2024年度は2023年度までで得た知見を元に表皮三次元培養の系を確立する。この系では、「培地を枯渇する培養条件」と「培地を潤沢にする培養条件」とで比較し、パターンを形成する「培地を枯渇する培養条件」でより良い表皮が出来るかを検討する。また、パターン形成をしないCTNNA1KO表皮細胞を用いて、細胞間接着に障害がある細胞で良い表皮が出来ないことも確認する。
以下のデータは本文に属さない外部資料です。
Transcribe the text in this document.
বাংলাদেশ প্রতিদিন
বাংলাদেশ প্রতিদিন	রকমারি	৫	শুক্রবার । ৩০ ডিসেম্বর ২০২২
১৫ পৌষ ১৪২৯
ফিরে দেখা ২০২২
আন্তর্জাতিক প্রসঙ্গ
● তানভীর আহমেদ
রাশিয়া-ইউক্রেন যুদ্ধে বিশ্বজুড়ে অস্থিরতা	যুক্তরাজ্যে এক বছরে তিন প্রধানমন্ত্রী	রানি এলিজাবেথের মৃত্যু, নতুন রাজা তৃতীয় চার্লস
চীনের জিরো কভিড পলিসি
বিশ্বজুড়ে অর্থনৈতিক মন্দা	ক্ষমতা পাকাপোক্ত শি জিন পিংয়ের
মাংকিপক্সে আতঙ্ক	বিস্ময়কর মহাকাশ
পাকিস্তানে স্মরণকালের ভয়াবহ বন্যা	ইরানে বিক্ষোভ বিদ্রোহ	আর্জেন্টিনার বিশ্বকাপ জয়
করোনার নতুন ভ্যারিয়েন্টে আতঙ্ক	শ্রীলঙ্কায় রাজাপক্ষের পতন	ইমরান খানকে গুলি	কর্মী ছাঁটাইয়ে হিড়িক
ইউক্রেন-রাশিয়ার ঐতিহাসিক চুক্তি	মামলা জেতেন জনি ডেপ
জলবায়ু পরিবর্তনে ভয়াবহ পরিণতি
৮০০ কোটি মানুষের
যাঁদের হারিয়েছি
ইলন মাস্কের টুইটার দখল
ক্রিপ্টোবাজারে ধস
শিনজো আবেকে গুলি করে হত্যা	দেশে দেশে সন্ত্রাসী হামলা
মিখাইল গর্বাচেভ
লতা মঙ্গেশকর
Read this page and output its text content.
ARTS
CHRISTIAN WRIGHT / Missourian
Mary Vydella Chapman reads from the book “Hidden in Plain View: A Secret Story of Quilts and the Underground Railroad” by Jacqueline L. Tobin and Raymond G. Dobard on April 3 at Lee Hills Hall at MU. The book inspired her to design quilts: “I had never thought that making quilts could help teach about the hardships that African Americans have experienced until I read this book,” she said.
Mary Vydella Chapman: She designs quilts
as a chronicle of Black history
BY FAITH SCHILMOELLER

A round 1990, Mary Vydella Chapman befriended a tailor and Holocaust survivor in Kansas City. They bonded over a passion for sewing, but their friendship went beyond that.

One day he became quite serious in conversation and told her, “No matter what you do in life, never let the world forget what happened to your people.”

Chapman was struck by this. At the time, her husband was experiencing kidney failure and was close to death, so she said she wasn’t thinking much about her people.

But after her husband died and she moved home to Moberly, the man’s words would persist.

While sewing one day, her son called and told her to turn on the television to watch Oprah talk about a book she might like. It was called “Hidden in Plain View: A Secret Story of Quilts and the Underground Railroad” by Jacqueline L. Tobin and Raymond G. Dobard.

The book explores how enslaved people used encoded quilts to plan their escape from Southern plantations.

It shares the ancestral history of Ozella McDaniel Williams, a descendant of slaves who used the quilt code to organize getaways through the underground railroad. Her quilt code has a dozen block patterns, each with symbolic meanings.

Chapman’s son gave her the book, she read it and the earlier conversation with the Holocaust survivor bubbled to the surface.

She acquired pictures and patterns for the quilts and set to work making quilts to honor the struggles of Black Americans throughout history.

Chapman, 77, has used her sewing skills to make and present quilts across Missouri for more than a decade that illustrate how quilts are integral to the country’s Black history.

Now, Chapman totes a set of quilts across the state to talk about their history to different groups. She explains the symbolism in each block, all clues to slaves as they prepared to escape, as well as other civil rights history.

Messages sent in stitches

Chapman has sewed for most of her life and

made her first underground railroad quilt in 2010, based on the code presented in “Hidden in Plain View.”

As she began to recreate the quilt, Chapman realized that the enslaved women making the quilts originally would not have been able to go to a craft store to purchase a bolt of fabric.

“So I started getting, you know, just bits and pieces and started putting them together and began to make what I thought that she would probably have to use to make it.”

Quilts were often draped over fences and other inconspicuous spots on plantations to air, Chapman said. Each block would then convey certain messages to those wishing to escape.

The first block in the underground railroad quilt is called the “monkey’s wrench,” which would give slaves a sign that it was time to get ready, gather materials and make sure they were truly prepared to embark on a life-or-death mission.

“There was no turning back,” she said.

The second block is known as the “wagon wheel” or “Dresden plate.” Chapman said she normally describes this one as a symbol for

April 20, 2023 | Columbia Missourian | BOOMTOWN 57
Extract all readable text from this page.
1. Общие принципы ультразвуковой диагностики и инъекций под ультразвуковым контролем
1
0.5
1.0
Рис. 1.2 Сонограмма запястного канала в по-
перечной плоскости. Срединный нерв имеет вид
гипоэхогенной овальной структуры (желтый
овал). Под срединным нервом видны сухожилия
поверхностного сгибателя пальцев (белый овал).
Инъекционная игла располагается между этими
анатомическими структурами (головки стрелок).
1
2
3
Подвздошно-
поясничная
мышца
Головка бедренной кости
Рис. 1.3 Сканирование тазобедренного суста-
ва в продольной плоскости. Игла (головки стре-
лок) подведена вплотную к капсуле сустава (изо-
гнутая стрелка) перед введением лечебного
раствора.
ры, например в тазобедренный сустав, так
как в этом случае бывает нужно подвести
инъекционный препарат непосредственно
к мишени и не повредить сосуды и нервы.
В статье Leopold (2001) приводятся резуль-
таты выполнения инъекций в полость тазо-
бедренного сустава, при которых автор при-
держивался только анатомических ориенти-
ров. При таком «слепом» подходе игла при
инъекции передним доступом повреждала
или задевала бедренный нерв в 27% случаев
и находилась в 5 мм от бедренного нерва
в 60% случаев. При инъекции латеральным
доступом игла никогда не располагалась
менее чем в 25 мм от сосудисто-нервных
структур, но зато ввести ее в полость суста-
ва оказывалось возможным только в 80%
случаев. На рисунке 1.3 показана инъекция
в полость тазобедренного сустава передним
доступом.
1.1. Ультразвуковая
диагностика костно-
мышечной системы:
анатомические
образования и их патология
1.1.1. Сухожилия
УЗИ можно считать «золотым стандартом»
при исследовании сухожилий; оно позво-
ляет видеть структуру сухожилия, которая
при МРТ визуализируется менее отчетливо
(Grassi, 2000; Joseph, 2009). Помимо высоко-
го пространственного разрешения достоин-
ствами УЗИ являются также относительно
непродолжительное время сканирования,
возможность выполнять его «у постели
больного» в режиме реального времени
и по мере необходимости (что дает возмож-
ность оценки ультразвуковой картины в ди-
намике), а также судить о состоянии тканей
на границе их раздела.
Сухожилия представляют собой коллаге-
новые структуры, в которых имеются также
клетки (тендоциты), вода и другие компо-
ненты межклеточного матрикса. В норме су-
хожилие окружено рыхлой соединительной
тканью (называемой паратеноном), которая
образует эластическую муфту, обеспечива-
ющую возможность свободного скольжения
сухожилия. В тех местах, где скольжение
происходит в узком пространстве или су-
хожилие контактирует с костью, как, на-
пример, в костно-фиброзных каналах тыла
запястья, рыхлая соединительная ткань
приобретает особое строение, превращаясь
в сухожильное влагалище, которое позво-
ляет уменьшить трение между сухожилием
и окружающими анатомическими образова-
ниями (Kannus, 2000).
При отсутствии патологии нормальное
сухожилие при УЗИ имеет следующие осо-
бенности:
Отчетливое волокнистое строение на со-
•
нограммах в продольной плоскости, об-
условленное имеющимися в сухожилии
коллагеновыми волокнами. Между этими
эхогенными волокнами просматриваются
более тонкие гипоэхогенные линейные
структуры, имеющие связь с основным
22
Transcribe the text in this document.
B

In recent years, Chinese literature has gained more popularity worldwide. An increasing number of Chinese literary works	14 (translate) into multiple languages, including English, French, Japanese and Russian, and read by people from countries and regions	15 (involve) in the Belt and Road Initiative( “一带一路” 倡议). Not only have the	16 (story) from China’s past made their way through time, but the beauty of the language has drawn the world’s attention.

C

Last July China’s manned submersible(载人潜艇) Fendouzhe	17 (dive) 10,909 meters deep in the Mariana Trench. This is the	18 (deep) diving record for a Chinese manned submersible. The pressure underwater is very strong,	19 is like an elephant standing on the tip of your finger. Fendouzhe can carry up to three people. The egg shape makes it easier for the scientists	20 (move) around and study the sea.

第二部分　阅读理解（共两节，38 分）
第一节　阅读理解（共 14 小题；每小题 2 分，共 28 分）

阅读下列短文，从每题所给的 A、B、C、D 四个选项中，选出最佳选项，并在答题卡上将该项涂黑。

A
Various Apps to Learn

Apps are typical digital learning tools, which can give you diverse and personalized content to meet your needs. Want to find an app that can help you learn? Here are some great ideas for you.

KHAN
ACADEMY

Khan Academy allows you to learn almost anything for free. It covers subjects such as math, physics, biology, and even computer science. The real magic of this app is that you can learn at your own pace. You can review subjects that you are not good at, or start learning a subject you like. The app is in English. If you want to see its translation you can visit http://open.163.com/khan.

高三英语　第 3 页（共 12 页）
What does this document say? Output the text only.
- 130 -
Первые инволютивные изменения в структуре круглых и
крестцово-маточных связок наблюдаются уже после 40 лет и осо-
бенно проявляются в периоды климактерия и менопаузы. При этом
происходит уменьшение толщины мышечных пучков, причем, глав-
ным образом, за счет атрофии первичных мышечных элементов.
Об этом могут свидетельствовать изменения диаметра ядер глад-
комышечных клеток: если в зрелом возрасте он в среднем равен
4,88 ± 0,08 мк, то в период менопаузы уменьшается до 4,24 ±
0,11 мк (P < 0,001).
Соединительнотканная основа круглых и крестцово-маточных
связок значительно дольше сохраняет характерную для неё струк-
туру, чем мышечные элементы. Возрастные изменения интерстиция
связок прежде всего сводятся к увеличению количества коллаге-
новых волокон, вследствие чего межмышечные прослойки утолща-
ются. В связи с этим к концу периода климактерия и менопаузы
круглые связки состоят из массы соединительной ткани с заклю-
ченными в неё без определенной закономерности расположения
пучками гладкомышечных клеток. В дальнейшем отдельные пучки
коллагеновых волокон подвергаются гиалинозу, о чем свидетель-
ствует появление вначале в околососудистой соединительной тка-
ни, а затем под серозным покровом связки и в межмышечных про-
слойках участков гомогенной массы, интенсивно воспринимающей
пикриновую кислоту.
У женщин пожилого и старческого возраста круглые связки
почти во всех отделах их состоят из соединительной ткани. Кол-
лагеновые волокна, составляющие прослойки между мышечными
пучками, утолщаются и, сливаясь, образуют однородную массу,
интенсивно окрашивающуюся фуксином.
表皮三次元培養が確立した後は、免疫不全マウスの背部に創傷を作成し、培養した表皮を移植することで、作成した表皮が生着して機能し得る表皮であるかを評価する。また、RNA sequencingで得た知見から、パターン形成による細胞分化の運命決定のメカニズムについても着目して研究を進める。細胞間接着によるシグナル経路はHippo-YAP経路がよく知られており、YAPの局在でその活性状態を調べることができる。YAPは核内に局在している場合は活性化し、細胞増殖を促すが、細胞質内にいる場合は不活性化し、細胞は分化に向かうことが知られている。研究代表者はパターンを形成した表皮細胞で「密に密集する細胞」は分化し、「疎に分布する細胞」では増殖していることを発見した。そのため、今後はパターンを形成した表皮細胞でYAPを染色し、「密に密集する細胞」ではYAPが細胞質内に局在して不活性化しているか、「疎に分布する細胞」ではYAPが核内に局在して活性化しているかを調べる予定である。また、YAPの染色のみならず、Hippo-YAP経路の下流分子であるANKRD1にも着目し、核内分子であるANKRD1が「密に密集する細胞」よりも「疎に分布する細胞」で核内に染色されるかを確認する。この仮説通りであった場合、YAP阻害剤やYAP活性化剤などを用いて、パターン形成による表皮細胞の細胞分化の運命決定がYAP依存性であるかを明らかにする。